By Andy Slaney, Green Finance Specialist, Environment Agency
The Wendling Beck Environment Project is a habitat creation, nature restoration and regenerative farming project, spanning almost 2,000 acres near Dereham in Norfolk, UK.
The project is leading the way in transforming land use and management by creating and restoring habitats at scale, delivering improvements for nature and people and providing opportunities for access, education and investment. Wendling Beck is a partnership project between landowners, local authorities, environmental charities and Anglian Water.
It was one of 27 projects supported by the Natural Environment Investment Readiness Fund (NEIRF) last year - a Defra fund of up to £10 million, delivered by the Environment Agency, which provides grants to develop a pipeline of nature projects that can attract and repay private sector investment.
Two years on from the announcement of this funding, I wanted to take some time to reflect on the development of this project, and why we invested in it in the first place.
Innovative funding
To create financial resilience alongside increased environmental resilience, Wendling Beck is using new innovative payments from ecosystem service markets to supplement traditional farm income. The project expects to see total revenues between £60 - £90 Million over a minimum of 30 years and will create 1000 acres of species-rich grassland, 200 acres of lowland heath, 135 acres of floodplain restoration, 240 acres of woodland, 50km of new hedgerows and 5km of river restoration.
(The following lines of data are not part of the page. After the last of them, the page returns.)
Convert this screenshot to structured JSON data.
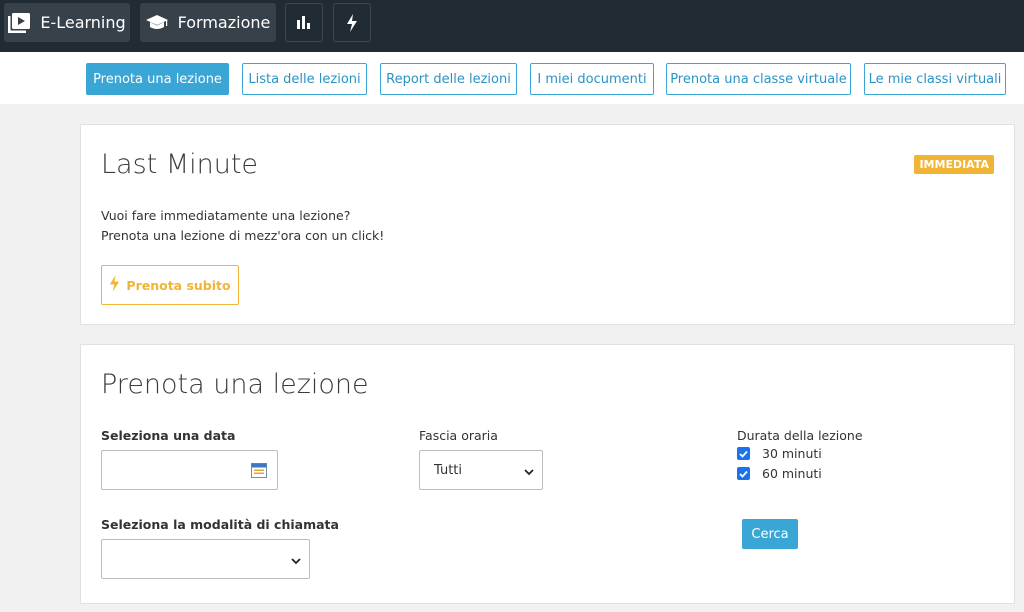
{
  "topnav": {
    "elearning_label": "E-Learning",
    "formazione_label": "Formazione"
  },
  "subnav": {
    "tabs": [
      {
        "label": "Prenota una lezione"
      },
      {
        "label": "Lista delle lezioni"
      },
      {
        "label": "Report delle lezioni"
      },
      {
        "label": "I miei documenti"
      },
      {
        "label": "Prenota una classe virtuale"
      },
      {
        "label": "Le mie classi virtuali"
      }
    ]
  },
  "last_minute": {
    "title": "Last Minute",
    "badge": "IMMEDIATA",
    "line1": "Vuoi fare immediatamente una lezione?",
    "line2": "Prenota una lezione di mezz'ora con un click!",
    "button_label": "Prenota subito"
  },
  "booking": {
    "title": "Prenota una lezione",
    "date_label": "Seleziona una data",
    "date_value": "",
    "timeslot_label": "Fascia oraria",
    "timeslot_value": "Tutti",
    "duration_label": "Durata della lezione",
    "duration_options": [
      {
        "label": "30 minuti",
        "checked": true
      },
      {
        "label": "60 minuti",
        "checked": true
      }
    ],
    "mode_label": "Seleziona la modalità di chiamata",
    "mode_value": "",
    "search_label": "Cerca"
  },
  "colors": {
    "accent": "#3aa6d6",
    "warning": "#f1b434",
    "topbar": "#212b33"
  }
}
A detailed finance model has been developed which anticipates market demand, credit sales, capital works and long-term management, monitoring and governance costs. Overall, the partners predict that returns will be greater than the opportunity costs of arable farming.
To access payments for these new ecosystems the project has extensively measured the baseline condition of natural capital to be able to quantitively demonstrate the improvements being made. The ability to predict and subsequently verify these improvements enables the project to access new ecosystem service markets related to biodiversity net gain (BNG), and carbon credits.
We worked with Wendling Beck to help develop the legal, governance and financial structures through designing an operating company that enabled the landowners to work together to facilitate ecosystem service transactions and distribution of the revenue generated. This revenue, alongside payments from the new Environmental Land Management (ELMs) scheme and more traditional farm income has made improving the natural environment a viable approach.
The project demonstrates a step-change in how nature-friendly, low-carbon agricultural practices can enhance revenue for existing farm businesses over the next 30 years. The finance model accounts for revenue from ecosystem services but also the regenerative production of blackcurrants, a new livestock enterprise and farm shop, demonstrating that nature-positive practices need not sacrifice food production.
Environmental and socio-economic impacts:
Wendling Beck will restore almost 2,000 acres of land and sequester and store an estimated 250,000+ tonnes of carbon in the process, whilst also restoring 5km of local rivers, all through nature-based solutions. The project will help species that have declined and disappeared over time recover, restore habitats to support native species such as turtle dove and help reverse biodiversity loss.
There will also be a significant carbon reduction from reducing the use of synthetic fertilisers, fossil fuels and agro-chemicals. From 2020 to 2022, nitrogen and chemical inputs were halved and synthetic phosphate application has stopped. Importantly, this is an exemplar project, and will demonstrate how other landowners can take similar nature-positive, net-zero measures whilst diversifying income streams by leveraging private finance.
Landscape restoration is expected to benefit local communities' wellbeing, allowing people to come closer to nature and its benefits for health. A new cycle path allows all ability access, whilst a planned learning centre and environmental hub will support young people to learn about nature. The project will also help build resilience to local flooding.
Moving forward:
Wendling Beck is an exciting approach to financing landscape-scale restoration, coupled with regenerative low carbon agriculture practices. It demonstrates how nature-positive farm subsidies (ELMs), compliance markets such as BNG and carbon credits, and voluntary markets such as carbon, can be used by landowners to benefit nature and continue to be financially viable.
Collaboration has been an essential element: working with local authorities, environmental NGOs, utility companies, and research institutions has enabled the project to engage in a holistic approach and develop the various structures and mechanisms to monetise the ecosystem services, implement quality nature restoration and provide robust monitoring, measurement and data capture.
Partnerships with the University of East Anglia and Norfolk County Council will see increased opportunities for learning. Over 15,000 school children will have access to the project annually, through the Gressenhall Museum.